The Chargers have worked with Goldman Sachs for several years in their search for a new stadium. A company representative said last month that the firm was prepared to finance a proposed joint stadium for the Chargers and Oakland Raiders in the Los Angeles County suburb of Carson.
Asked for comment, Chargers special counsel Mark Fabiani told City News Service that Goldman Sachs has developed a workable financing plan for the $1.7 billion Carson stadium.
“But because we are in a hyper-competitive environment at this point regarding Los Angeles, we aren’t in a position to release the specifics of that plan except to say that it is modeled closely on the plan that Goldman Sachs developed for the 49ers and their new stadium in Santa Clara,” Fabiani said.
Goldman Sachs declined to comment.
The 49ers’ new stadium, in the heart of the Silicon Valley, was financed through the sale of personal seat licenses, which provide the purchaser with the right to buy season tickets later. A naming rights deal with Levi’s and advertising also paid for construction of the facility.
Fabiani said the vast size of the Los Angeles market makes such a plan work there, but not necessarily in San Diego.
The stadium meeting comes after a raucous month in which the Chargers revealed plans to build a stadium jointly with the Oakland Raiders in the Los Angeles suburb of Carson — in case their hopes for new playing facilities in their home cities don’t bear fruit — and questioned the independence of the mayor’s task force.
Faulconer accused the Chargers of betraying their fans in San Diego by advancing the Carson plans, but special counsel Mark Fabiani said the team had to protect its business interests now that the owner of the St. Louis Rams is planning to build a stadium in nearby Inglewood.
The Chargers have since promised to work cooperatively with the task force, which moved up its deadline to issue a plan from this fall to three months — which would be in late-May.
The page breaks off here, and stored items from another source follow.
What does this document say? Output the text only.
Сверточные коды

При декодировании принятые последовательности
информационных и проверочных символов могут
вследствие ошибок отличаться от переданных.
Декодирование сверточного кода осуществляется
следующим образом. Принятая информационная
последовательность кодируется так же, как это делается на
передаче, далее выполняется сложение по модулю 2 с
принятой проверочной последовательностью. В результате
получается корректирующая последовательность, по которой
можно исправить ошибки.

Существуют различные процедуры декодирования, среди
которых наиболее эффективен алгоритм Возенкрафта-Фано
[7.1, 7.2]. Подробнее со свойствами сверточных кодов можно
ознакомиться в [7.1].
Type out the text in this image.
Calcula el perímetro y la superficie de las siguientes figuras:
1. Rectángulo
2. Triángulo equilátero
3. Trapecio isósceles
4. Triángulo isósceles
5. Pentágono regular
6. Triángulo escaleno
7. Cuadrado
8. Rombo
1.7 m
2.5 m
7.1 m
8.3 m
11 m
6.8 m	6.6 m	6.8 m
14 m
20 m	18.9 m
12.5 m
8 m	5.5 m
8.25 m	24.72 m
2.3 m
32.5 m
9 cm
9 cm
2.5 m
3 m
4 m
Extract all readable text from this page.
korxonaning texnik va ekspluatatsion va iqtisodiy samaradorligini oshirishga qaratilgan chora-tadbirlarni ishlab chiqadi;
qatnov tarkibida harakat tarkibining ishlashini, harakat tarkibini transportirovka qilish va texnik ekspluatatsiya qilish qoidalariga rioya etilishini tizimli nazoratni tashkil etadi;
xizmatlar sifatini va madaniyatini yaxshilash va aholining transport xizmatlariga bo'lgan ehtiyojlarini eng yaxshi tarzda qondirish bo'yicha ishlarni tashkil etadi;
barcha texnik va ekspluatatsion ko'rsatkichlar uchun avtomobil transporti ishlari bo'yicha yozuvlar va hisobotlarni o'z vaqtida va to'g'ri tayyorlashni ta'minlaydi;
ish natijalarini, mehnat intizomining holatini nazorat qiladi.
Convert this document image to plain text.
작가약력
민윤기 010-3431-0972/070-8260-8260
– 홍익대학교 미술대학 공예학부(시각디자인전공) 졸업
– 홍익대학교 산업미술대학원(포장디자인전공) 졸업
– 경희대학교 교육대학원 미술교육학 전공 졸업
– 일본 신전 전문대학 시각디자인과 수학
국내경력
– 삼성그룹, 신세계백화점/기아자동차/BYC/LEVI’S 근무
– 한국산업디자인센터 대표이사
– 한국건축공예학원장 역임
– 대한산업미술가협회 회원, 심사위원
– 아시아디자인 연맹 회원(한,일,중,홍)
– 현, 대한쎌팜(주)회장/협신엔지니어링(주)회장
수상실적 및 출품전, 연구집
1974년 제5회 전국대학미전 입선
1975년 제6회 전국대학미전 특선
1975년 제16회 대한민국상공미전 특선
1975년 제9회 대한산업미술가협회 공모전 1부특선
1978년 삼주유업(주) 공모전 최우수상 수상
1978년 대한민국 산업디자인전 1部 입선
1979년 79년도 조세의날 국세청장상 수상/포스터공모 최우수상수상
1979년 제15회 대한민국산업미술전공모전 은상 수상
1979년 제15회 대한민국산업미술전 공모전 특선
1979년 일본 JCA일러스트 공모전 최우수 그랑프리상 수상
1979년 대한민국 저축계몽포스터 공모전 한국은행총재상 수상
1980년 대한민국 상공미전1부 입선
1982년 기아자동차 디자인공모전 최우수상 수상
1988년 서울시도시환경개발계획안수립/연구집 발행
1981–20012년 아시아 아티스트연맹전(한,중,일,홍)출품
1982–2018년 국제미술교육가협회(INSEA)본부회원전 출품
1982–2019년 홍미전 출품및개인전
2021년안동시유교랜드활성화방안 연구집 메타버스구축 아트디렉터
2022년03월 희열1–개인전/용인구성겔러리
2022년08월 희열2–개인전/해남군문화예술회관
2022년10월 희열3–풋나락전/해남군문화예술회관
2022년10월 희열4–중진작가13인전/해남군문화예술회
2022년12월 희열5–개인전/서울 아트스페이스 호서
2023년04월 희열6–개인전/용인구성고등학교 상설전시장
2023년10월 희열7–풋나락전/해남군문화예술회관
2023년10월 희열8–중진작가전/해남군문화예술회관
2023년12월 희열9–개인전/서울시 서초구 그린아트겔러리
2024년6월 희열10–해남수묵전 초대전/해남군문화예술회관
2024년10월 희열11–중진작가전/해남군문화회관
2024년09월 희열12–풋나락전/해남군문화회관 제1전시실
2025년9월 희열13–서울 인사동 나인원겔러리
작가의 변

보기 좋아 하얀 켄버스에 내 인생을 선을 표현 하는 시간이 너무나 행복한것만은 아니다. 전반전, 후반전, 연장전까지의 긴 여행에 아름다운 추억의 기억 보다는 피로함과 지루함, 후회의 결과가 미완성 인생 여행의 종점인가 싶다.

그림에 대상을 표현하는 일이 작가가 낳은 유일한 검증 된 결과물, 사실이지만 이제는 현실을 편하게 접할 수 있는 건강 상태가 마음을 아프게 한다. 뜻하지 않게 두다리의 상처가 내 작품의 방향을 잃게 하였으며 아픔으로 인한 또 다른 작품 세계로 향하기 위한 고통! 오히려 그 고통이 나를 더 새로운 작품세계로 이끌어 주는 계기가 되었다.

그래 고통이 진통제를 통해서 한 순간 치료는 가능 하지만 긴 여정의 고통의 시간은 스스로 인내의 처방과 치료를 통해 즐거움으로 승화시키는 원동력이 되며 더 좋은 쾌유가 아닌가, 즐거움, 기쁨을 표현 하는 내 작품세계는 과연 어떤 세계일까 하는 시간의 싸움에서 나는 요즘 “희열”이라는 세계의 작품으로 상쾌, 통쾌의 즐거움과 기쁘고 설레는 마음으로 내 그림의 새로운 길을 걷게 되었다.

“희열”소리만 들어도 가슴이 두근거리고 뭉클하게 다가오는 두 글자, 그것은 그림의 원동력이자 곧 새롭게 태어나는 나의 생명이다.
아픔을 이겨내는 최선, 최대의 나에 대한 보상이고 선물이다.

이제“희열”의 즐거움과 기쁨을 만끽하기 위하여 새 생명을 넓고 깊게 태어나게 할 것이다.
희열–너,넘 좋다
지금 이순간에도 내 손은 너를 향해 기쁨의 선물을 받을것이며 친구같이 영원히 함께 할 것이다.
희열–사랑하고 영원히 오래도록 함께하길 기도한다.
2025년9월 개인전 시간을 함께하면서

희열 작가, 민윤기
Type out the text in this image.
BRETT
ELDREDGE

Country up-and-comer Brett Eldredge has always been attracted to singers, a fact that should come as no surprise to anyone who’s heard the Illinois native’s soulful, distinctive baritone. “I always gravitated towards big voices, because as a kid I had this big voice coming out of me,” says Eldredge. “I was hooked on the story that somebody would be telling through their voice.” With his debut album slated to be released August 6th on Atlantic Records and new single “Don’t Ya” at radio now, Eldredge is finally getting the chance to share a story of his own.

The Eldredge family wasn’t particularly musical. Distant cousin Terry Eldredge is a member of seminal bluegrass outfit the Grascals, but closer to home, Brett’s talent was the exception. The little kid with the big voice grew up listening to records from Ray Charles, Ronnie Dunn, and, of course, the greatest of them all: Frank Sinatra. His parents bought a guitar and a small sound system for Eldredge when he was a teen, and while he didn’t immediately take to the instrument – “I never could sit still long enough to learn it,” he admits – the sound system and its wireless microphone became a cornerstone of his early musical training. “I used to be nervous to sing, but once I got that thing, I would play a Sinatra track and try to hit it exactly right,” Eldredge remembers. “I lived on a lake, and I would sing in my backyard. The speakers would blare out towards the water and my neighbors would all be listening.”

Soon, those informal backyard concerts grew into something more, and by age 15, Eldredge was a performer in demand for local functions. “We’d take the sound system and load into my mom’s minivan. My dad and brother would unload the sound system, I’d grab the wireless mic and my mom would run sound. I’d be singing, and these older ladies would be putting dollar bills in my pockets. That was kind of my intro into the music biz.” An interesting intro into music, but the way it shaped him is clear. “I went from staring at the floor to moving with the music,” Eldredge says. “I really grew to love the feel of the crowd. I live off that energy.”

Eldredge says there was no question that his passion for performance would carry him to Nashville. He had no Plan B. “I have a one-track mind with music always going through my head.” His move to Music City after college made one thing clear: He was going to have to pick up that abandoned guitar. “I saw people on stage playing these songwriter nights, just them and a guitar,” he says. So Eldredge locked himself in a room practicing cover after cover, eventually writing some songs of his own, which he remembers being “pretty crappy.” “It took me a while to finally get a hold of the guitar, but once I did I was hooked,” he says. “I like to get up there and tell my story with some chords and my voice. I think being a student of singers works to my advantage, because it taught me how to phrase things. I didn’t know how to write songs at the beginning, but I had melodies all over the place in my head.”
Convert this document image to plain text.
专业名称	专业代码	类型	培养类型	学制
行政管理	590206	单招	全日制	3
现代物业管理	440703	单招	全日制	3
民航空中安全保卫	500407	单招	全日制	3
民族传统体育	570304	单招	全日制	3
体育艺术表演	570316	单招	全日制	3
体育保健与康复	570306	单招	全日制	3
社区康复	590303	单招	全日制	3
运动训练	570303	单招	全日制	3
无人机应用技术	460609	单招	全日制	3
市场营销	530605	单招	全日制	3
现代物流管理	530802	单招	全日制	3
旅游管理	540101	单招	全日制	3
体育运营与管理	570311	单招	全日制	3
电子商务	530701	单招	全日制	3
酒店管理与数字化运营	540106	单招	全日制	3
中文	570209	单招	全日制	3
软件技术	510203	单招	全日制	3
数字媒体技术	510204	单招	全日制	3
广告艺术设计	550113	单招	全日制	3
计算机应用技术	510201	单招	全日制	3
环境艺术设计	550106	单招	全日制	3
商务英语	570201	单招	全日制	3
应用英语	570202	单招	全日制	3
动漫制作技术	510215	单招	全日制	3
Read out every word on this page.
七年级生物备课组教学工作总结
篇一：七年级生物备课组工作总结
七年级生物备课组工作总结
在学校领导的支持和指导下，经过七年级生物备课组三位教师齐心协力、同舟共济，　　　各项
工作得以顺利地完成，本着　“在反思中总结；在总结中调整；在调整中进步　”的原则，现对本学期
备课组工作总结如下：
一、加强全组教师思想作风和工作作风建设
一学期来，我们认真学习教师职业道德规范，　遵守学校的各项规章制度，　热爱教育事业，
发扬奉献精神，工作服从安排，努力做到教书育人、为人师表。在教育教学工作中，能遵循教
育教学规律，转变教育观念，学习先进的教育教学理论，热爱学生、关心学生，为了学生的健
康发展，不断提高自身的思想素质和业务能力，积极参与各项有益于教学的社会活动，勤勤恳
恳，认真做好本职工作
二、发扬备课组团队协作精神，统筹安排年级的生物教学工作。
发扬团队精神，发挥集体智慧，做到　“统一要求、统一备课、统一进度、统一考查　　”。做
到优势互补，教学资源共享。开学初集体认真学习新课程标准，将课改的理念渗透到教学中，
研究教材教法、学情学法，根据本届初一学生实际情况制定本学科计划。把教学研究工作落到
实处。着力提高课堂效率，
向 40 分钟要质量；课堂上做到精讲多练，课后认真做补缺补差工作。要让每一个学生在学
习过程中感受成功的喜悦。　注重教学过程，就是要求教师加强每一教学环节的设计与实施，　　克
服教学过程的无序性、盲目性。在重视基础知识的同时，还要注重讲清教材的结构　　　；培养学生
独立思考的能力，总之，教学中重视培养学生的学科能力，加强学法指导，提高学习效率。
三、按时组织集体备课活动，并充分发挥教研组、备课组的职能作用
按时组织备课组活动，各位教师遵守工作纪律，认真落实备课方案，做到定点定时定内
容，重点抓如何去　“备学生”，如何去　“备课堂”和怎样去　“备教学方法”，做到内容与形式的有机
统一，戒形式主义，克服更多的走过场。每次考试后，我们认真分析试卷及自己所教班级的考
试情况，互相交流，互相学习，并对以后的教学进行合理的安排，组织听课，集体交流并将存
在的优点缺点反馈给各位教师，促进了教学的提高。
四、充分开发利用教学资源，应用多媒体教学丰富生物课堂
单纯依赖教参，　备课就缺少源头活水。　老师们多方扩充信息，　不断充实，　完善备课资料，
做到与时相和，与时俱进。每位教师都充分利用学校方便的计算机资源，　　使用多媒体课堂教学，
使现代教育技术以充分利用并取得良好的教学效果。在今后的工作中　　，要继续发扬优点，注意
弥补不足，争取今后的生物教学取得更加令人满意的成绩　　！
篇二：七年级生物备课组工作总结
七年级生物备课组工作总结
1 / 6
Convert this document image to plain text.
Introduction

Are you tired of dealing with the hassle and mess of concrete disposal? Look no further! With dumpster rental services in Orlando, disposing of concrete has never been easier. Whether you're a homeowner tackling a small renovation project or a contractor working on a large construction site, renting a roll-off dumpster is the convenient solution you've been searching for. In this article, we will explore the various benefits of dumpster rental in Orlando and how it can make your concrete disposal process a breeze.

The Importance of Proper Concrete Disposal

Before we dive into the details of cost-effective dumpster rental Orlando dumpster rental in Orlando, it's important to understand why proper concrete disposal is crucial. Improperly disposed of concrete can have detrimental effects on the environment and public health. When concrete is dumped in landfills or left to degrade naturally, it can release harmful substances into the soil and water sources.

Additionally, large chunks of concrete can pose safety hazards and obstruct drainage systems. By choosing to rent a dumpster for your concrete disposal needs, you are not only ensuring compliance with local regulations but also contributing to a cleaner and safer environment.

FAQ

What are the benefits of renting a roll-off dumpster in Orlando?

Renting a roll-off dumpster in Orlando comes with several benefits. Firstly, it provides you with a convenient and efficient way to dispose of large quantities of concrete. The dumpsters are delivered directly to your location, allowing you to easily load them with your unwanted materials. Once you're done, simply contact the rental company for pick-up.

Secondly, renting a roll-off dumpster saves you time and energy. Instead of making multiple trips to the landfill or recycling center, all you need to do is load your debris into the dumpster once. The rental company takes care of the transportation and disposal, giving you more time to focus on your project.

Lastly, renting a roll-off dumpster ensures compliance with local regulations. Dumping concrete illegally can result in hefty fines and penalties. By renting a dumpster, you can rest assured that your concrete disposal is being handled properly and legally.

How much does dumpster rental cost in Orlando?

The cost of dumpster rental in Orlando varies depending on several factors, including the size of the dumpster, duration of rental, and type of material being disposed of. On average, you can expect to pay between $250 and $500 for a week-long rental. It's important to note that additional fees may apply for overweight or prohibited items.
The mayor has stressed that a new stadium would not be solely for the Chargers, but would also accommodate San Diego State University, the Holiday and Poinsettia bowls, and other events like soccer matches and concerts.
While Faulconer tasked his advisory group — which includes experts in development, real estate and finance — with choosing between a cramped downtown site east of Petco Park and the current Qualcomm Stadium location, problems with each were revealed last week.

Paul Jablonski, the president and CEO of the Metropolitan Transit System, said in a letter to task force Chairman Adam Day that it could take five years or more to vacate the downtown site, where the agency operates a bus maintenance yard. No suitable locations for moving the yard have been found and one site that could have worked has since been occupied by the Monarch School, which educates homeless children, according to the MTS.
Regarding a stadium as part of a major redevelopment of the Mission Valley location, the Chargers have said that construction would take too long for enough revenue to be generated to benefit the team and financing plan. Fabiani said more building at that location could also raise the ire of area residents and raise environmental concerns.
The advisory group meeting was set for 6 p.m., in Club Lounge 5. Overflow seating will be available if the room’s capacity of 400 is reached.
Radio stations KOGO, the Mighty 1090 and XTRA 1360 plan to broadcast the forum live, and it will be streamed live at utsandiego.com.